Yeah my first ever road trip FOR mantids was in June 07 to Cameron Highlands.

Ive taken a liking to the cute loving creatures... So do help me around here...

Signing of... :lol:


----------



## hibiscusmile (Aug 11, 2007)

Hello Bonjot, lovely name! Did you find any interesting species out there? Someone else here has been looking there also. But I forget who. Probably your fiance with my luck (just to make me look silly) ha ha :wink: Welcome


----------



## Rick (Aug 11, 2007)

Welcome


----------



## Deutschherper (Aug 11, 2007)

Welcome.


----------



## robo mantis (Aug 11, 2007)

Welcome


----------



## sufistic (Aug 12, 2007)

Welcome!

I'm her fiance lol.


----------



## bonjot (Aug 12, 2007)

Thank you all..


----------



## bonjot (Aug 12, 2007)

> Hello Bonjot, lovely name! Did you find any interesting species out there? Someone else here has been looking there also. But I forget who. Probably your fiance with my luck (just to make me look silly) ha ha :wink: Welcome


Thanks hibiscusmile.. Well it really was an eye opener how we need to be alert out in the wild...

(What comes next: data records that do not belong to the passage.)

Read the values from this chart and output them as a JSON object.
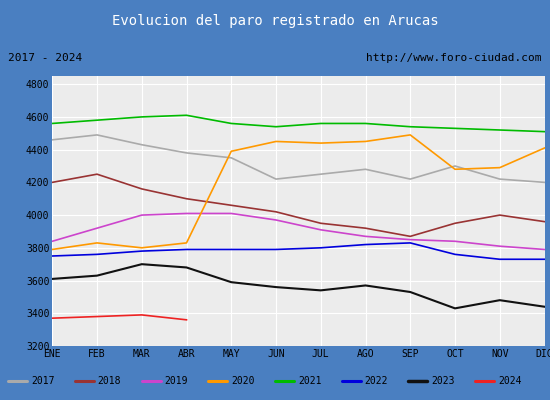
{
  "title": "Evolucion del paro registrado en Arucas",
  "subtitle_left": "2017 - 2024",
  "subtitle_right": "http://www.foro-ciudad.com",
  "months": [
    "ENE",
    "FEB",
    "MAR",
    "ABR",
    "MAY",
    "JUN",
    "JUL",
    "AGO",
    "SEP",
    "OCT",
    "NOV",
    "DIC"
  ],
  "ylim": [
    3200,
    4850
  ],
  "yticks": [
    3200,
    3400,
    3600,
    3800,
    4000,
    4200,
    4400,
    4600,
    4800
  ],
  "series": {
    "2017": {
      "color": "#aaaaaa",
      "linewidth": 1.2,
      "data": [
        4460,
        4490,
        4430,
        4380,
        4350,
        4220,
        4250,
        4280,
        4220,
        4300,
        4220,
        4200
      ]
    },
    "2018": {
      "color": "#993333",
      "linewidth": 1.2,
      "data": [
        4200,
        4250,
        4160,
        4100,
        4060,
        4020,
        3950,
        3920,
        3870,
        3950,
        4000,
        3960
      ]
    },
    "2019": {
      "color": "#cc44cc",
      "linewidth": 1.2,
      "data": [
        3840,
        3920,
        4000,
        4010,
        4010,
        3970,
        3910,
        3870,
        3850,
        3840,
        3810,
        3790
      ]
    },
    "2020": {
      "color": "#ff9900",
      "linewidth": 1.2,
      "data": [
        3790,
        3830,
        3800,
        3830,
        4390,
        4450,
        4440,
        4450,
        4490,
        4280,
        4290,
        4410
      ]
    },
    "2021": {
      "color": "#00bb00",
      "linewidth": 1.2,
      "data": [
        4560,
        4580,
        4600,
        4610,
        4560,
        4540,
        4560,
        4560,
        4540,
        4530,
        4520,
        4510
      ]
    },
    "2022": {
      "color": "#0000dd",
      "linewidth": 1.2,
      "data": [
        3750,
        3760,
        3780,
        3790,
        3790,
        3790,
        3800,
        3820,
        3830,
        3760,
        3730,
        3730
      ]
    },
    "2023": {
      "color": "#111111",
      "linewidth": 1.5,
      "data": [
        3610,
        3630,
        3700,
        3680,
        3590,
        3560,
        3540,
        3570,
        3530,
        3430,
        3480,
        3440
      ]
    },
    "2024": {
      "color": "#ee2222",
      "linewidth": 1.2,
      "data": [
        3370,
        3380,
        3390,
        3360,
        null,
        null,
        null,
        null,
        null,
        null,
        null,
        null
      ]
    }
  },
  "title_bg": "#4a7fc1",
  "title_color": "#ffffff",
  "subtitle_bg": "#ffffff",
  "subtitle_color": "#000000",
  "plot_bg": "#ececec",
  "grid_color": "#ffffff",
  "border_color": "#4a7fc1",
  "legend_bg": "#ffffff"
}
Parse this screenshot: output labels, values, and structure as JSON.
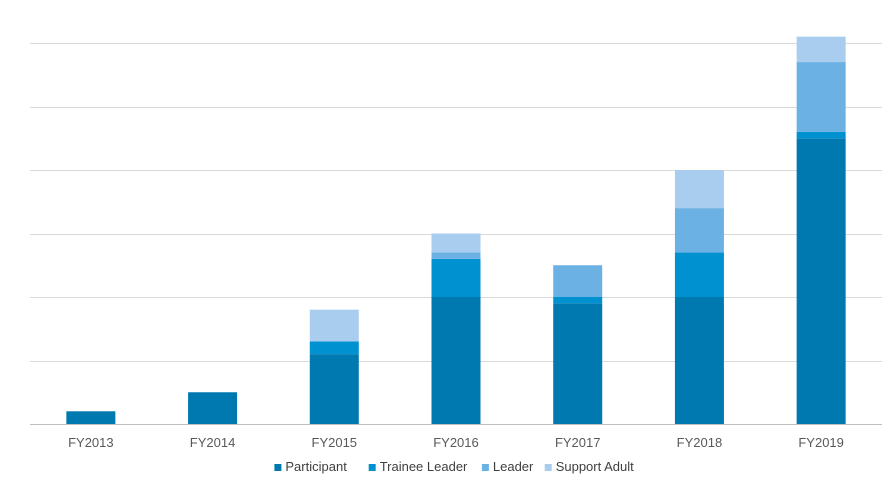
{
  "chart_data": {
    "type": "bar",
    "stacked": true,
    "title": "",
    "xlabel": "",
    "ylabel": "",
    "categories": [
      "FY2013",
      "FY2014",
      "FY2015",
      "FY2016",
      "FY2017",
      "FY2018",
      "FY2019"
    ],
    "ylim": [
      0,
      6
    ],
    "y_gridlines": [
      0,
      1,
      2,
      3,
      4,
      5,
      6
    ],
    "y_tick_labels_visible": false,
    "grid": true,
    "legend_position": "bottom",
    "series": [
      {
        "name": "Participant",
        "color": "#0078B0",
        "values": [
          0.2,
          0.5,
          1.1,
          2.0,
          1.9,
          2.0,
          4.5
        ]
      },
      {
        "name": "Trainee Leader",
        "color": "#0092D0",
        "values": [
          0.0,
          0.0,
          0.2,
          0.6,
          0.1,
          0.7,
          0.1
        ]
      },
      {
        "name": "Leader",
        "color": "#6CB1E3",
        "values": [
          0.0,
          0.0,
          0.0,
          0.1,
          0.5,
          0.7,
          1.1
        ]
      },
      {
        "name": "Support Adult",
        "color": "#A9CDEE",
        "values": [
          0.0,
          0.0,
          0.5,
          0.3,
          0.0,
          0.6,
          0.4
        ]
      }
    ]
  }
}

The first time, was hard for me to actually zoom to the tiny creatures, it takes a lot of practise and patience.

But now, i've got my tactic ehhe, everytime I hum to the lyrics of a 'cartoom song' I would be able to spot something..

Well, yes so the fiance is, sufistic.. :wink:


----------



## OGIGA (Aug 14, 2007)

Welcome!


----------



## mantisfu (Aug 14, 2007)

greetings


----------